Full Year 2025 Financial Guidance

For the full year 2025, Biogen expects a Non-GAAP diluted EPS guidance range as follows:
Full Year 2025 Guidance
Non-GAAP diluted EPS
$15.25 to $16.25

This Non-GAAP diluted EPS guidance range, which is based upon FX rates on February 7th, 2025, includes a headwind of approximately $0.35 from foreign exchange when compared to average exchange rates in 2024.

Total revenue is expected to decline by a mid-single digit percentage for 2025 compared to 2024 as further declines in multiple sclerosis product revenue are expected to be partially offset by increases in revenue from product launches.

For 2025 as compared to 2024, Biogen expects operating margin percentage to remain relatively flat. The Fit for Growth program is expected to generate approximately $1 billion of gross savings and $800 million net of reinvestment by the end of 2025. Since the program was initiated in 2023, approximately $400 million of net savings have been achieved, and Biogen expects to realize the balance by the end of 2025. Biogen expects combined Non-GAAP R&D expense and Non-GAAP SG&A expense to total approximately $3.9 billion in 2025.

This financial guidance does not include any impact from potential acquisitions or business development transactions or pending and future litigation or any impact of potential tax or healthcare reform, as all are hard to predict.

This guidance also assumes that foreign exchange rates as of February 7, 2025, will remain in effect for the remainder of the year, net of hedging activities. Other modeling considerations will be provided on the conference call and webcast.

Biogen may incur charges, realize gains or losses, or experience other events or circumstances in 2025 that could cause any of these assumptions to change and/or actual results to vary from this financial guidance.
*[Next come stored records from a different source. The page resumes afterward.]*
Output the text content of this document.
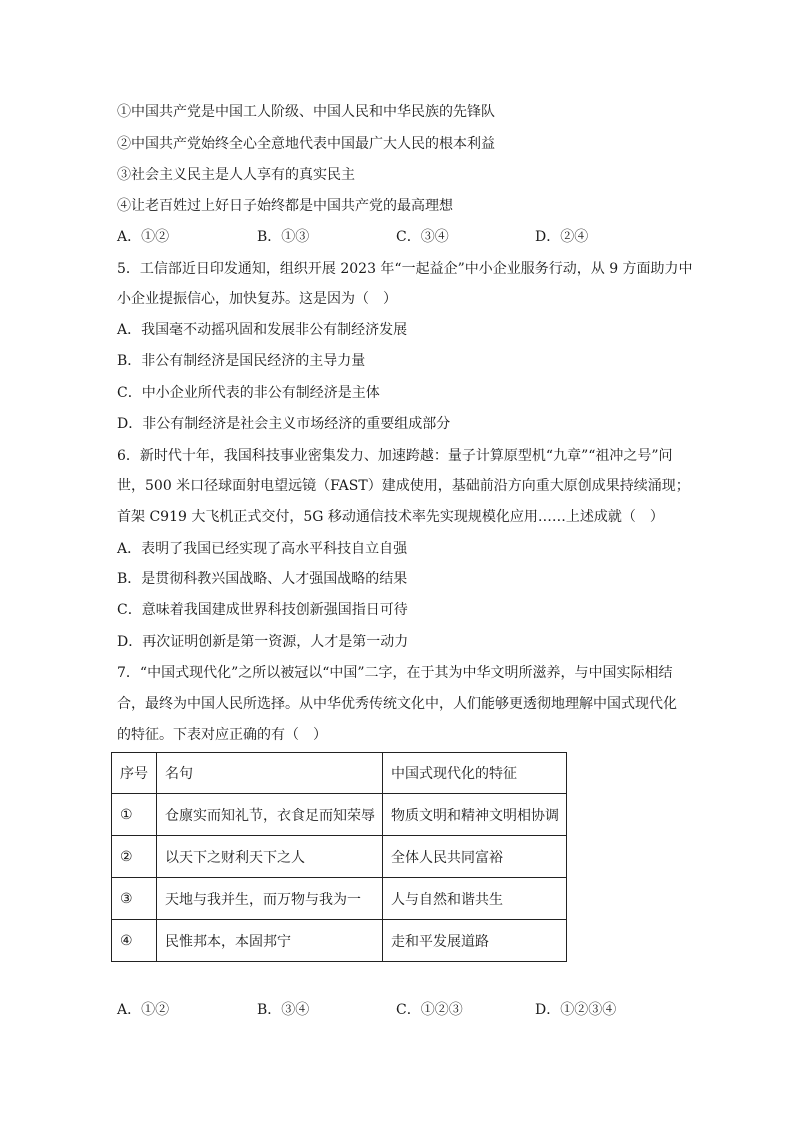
①中国共产党是中国工人阶级、中国人民和中华民族的先锋队
②中国共产党始终全心全意地代表中国最广大人民的根本利益
③社会主义民主是人人享有的真实民主
④让老百姓过上好日子始终都是中国共产党的最高理想
A．①②	B．①③	C．③④	D．②④
5．工信部近日印发通知，组织开展 2023 年“一起益企”中小企业服务行动，从 9 方面助力中
小企业提振信心，加快复苏。这是因为（　）
A．我国毫不动摇巩固和发展非公有制经济发展
B．非公有制经济是国民经济的主导力量
C．中小企业所代表的非公有制经济是主体
D．非公有制经济是社会主义市场经济的重要组成部分
6．新时代十年，我国科技事业密集发力、加速跨越：量子计算原型机“九章”“祖冲之号”问
世，500 米口径球面射电望远镜（FAST）建成使用，基础前沿方向重大原创成果持续涌现；
首架 C919 大飞机正式交付，5G 移动通信技术率先实现规模化应用……上述成就（　）
A．表明了我国已经实现了高水平科技自立自强
B．是贯彻科教兴国战略、人才强国战略的结果
C．意味着我国建成世界科技创新强国指日可待
D．再次证明创新是第一资源，人才是第一动力
7．“中国式现代化”之所以被冠以“中国”二字，在于其为中华文明所滋养，与中国实际相结
合，最终为中国人民所选择。从中华优秀传统文化中，人们能够更透彻地理解中国式现代化
的特征。下表对应正确的有（　）
序号	名句	中国式现代化的特征
①	仓廪实而知礼节，衣食足而知荣辱	物质文明和精神文明相协调
②	以天下之财利天下之人	全体人民共同富裕
③	天地与我并生，而万物与我为一	人与自然和谐共生
④	民惟邦本，本固邦宁	走和平发展道路
A．①②	B．③④	C．①②③	D．①②③④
Biogen does not provide guidance for GAAP reported financial measures (other than revenue) or a reconciliation of forward-looking Non-GAAP financial measures to the most directly comparable GAAP reported financial measures because the Company is unable to predict with reasonable certainty the financial impact of items such as the transaction, integration, and certain other costs related to acquisitions or large business development transactions; unusual gains and losses; potential future asset impairments; gains and losses from equity security investments; and the ultimate outcome of pending or future significant litigation without unreasonable effort. These items are uncertain, depend on various factors, and could have a material impact on GAAP reported results for the guidance period. For the same reasons, the Company is unable to address the significance of the unavailable information, which could be material to future results.

Key Recent Events

•As part of ongoing pipeline prioritization efforts, Biogen has decided to discontinue further development of BIIB113 in early Alzheimer’s disease, BIIB094 in early Parkinson’s disease, BIIB101 in multiple system atrophy, and BIIB143 (cemdomespib) in diabetic peripheral neuropathic pain.

4

•In February 2025, Royalty Pharma plc announced that it had entered into an agreement with Biogen to provide research and development funding of up to $250 million for litifilimab. Following potential regulatory approval, Royalty Pharma plc will be eligible for regulatory milestones and royalties of a mid-single digits percentage of the applicable net sales.

Conference Call and Webcast

The Company’s earnings conference call for the fourth quarter will be broadcast via the internet at 8:30 a.m. ET on February 12, 2025 and will be accessible through the Investors section of Biogen’s website, www.biogen.com. Supplemental information in the form of a slide presentation is also accessible at the same location on the internet and will be subsequently available on the website for at least 90 days.